All you need to know about conveyancing

Conveyancing is the process of legally transferring your home’s ownership over to your buyer. It starts when an offer is made and ends when you give the new homeowner their keys. When you’re thinking about selling your home, you’ll need either a conveyancing solicitor to do a lot of the work for you.

Conveyancing is a crucial part of any property exchange. The job of a conveyancing solicitor is to ensure that the property is passed over to the buyer without any legal issues. The procedure is direct, and an expert conveyancer will be able to foresee any potential issues and attempt to stop them before they cause any inconvenience. Of course, this isn’t always the case – some transfers go completely smoothly, and others can become very rocky. Having a conveyancing solicitor on you side, however, would benefit you either way.

When should you get a solicitor?
Around the time that you have chosen an estate agent to sell your property, you should also choose a solicitor; but remember that they can only start working after you have a formal offer from a buyer on your property.

Your conveyancing solicitor will provide a few questionnaires for you to complete. These will include a general questionnaire that asks for information on disputes, as well as any proposed developments, building works, and information on council tax and utilities. You can expect to be asked which fittings and fixtures you’d like to include in the sale of the property, too. Finally, your solicitor will ask you to finalise when and where you’ll be handing over the property’s keys to your buyer, and to provide proof that the property is mortgage free.

The conveyancing process
The conveyancing process has four main sections, and it’s crucial that you have a conveyancing solicitor around before the procedures begin.

Part 1: The title deed for the property should be located.

Part 2: Before a title seek is finished, a conveyancer will list any hindrances and confinements related to the property in question.

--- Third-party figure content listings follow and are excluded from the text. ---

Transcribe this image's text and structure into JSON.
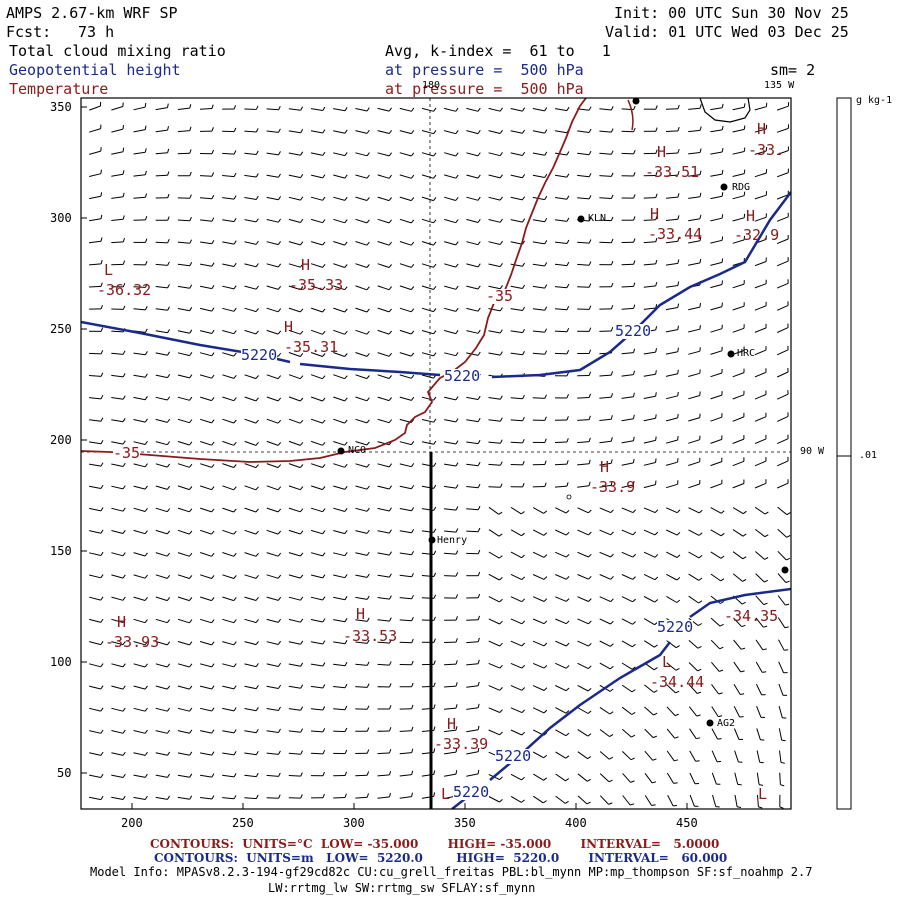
{
  "header": {
    "model": "AMPS 2.67-km WRF SP",
    "fcst_label": "Fcst:",
    "fcst_value": "73 h",
    "init": "Init: 00 UTC Sun 30 Nov 25",
    "valid": "Valid: 01 UTC Wed 03 Dec 25",
    "field1": "Total cloud mixing ratio",
    "field2": "Geopotential height",
    "field3": "Temperature",
    "avg": "Avg, k-index =  61 to   1",
    "pressure1": "at pressure =  500 hPa",
    "pressure2": "at pressure =  500 hPa",
    "sm": "sm= 2"
  },
  "axes": {
    "x_ticks": [
      "200",
      "250",
      "300",
      "350",
      "400",
      "450"
    ],
    "y_ticks": [
      "350",
      "300",
      "250",
      "200",
      "150",
      "100",
      "50"
    ]
  },
  "meridians": {
    "lon180": "180",
    "lon135": "135 W",
    "lon90": "90 W"
  },
  "colorbar": {
    "unit": "g kg-1",
    "tick": ".01"
  },
  "stations": [
    {
      "name": "KLN"
    },
    {
      "name": "RDG"
    },
    {
      "name": "HRC"
    },
    {
      "name": "NCO"
    },
    {
      "name": "Henry"
    },
    {
      "name": "AG2"
    }
  ],
  "pressure_labels": [
    {
      "kind": "L",
      "value": "-36.32"
    },
    {
      "kind": "H",
      "value": "-35.33"
    },
    {
      "kind": "H",
      "value": "-35.31"
    },
    {
      "kind": "H",
      "value": "-33.51"
    },
    {
      "kind": "H",
      "value": "-33.44"
    },
    {
      "kind": "H",
      "value": "-33."
    },
    {
      "kind": "H",
      "value": "-32.9"
    },
    {
      "kind": "H",
      "value": "-33.9"
    },
    {
      "kind": "H",
      "value": "-33.93"
    },
    {
      "kind": "H",
      "value": "-33.53"
    },
    {
      "kind": "L",
      "value": "-34.44"
    },
    {
      "kind": "H",
      "value": "-33.39"
    },
    {
      "kind": "",
      "value": "-34.35"
    }
  ],
  "contour_labels": {
    "height": "5220",
    "temp": "-35"
  },
  "footer": {
    "line1": "CONTOURS:  UNITS=°C  LOW= -35.000       HIGH= -35.000       INTERVAL=   5.0000",
    "line2": "CONTOURS:  UNITS=m   LOW=  5220.0        HIGH=  5220.0       INTERVAL=   60.000",
    "model_info": "Model Info: MPASv8.2.3-194-gf29cd82c CU:cu_grell_freitas PBL:bl_mynn MP:mp_thompson SF:sf_noahmp 2.7",
    "model_info2": "LW:rrtmg_lw SW:rrtmg_sw SFLAY:sf_mynn"
  },
  "colors": {
    "height_contour": "#1a2a8a",
    "temp_contour": "#8b1a1a",
    "wind_barbs": "#000000"
  }
}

Part 3: The contract. An offer is agreed upon by all parties that details terms and conditions relating to the property. A conveyancing solicitor can address any issues on your behalf and draw up the agreement new for you.

Part 4: After the settlement, your solicitor will send a Notice of Disposition to all of your registered utility companies and your local council; letting them know about the change in property ownership.

Handing over your keys
Once an agreed time and date for the contract exchange has been made, your solicitor will complete this for you. Once contracts are exchanged, you are legally bound to sell your property. If you pull out, you risk being sued.

Once the buyer has their new keys, you solicitor will be in receipt of the outstanding balance of your sale price. Your solicitor then gives the buyer the documentation to prove that they now own the property. And finally, you pay your estate agent and your solicitor.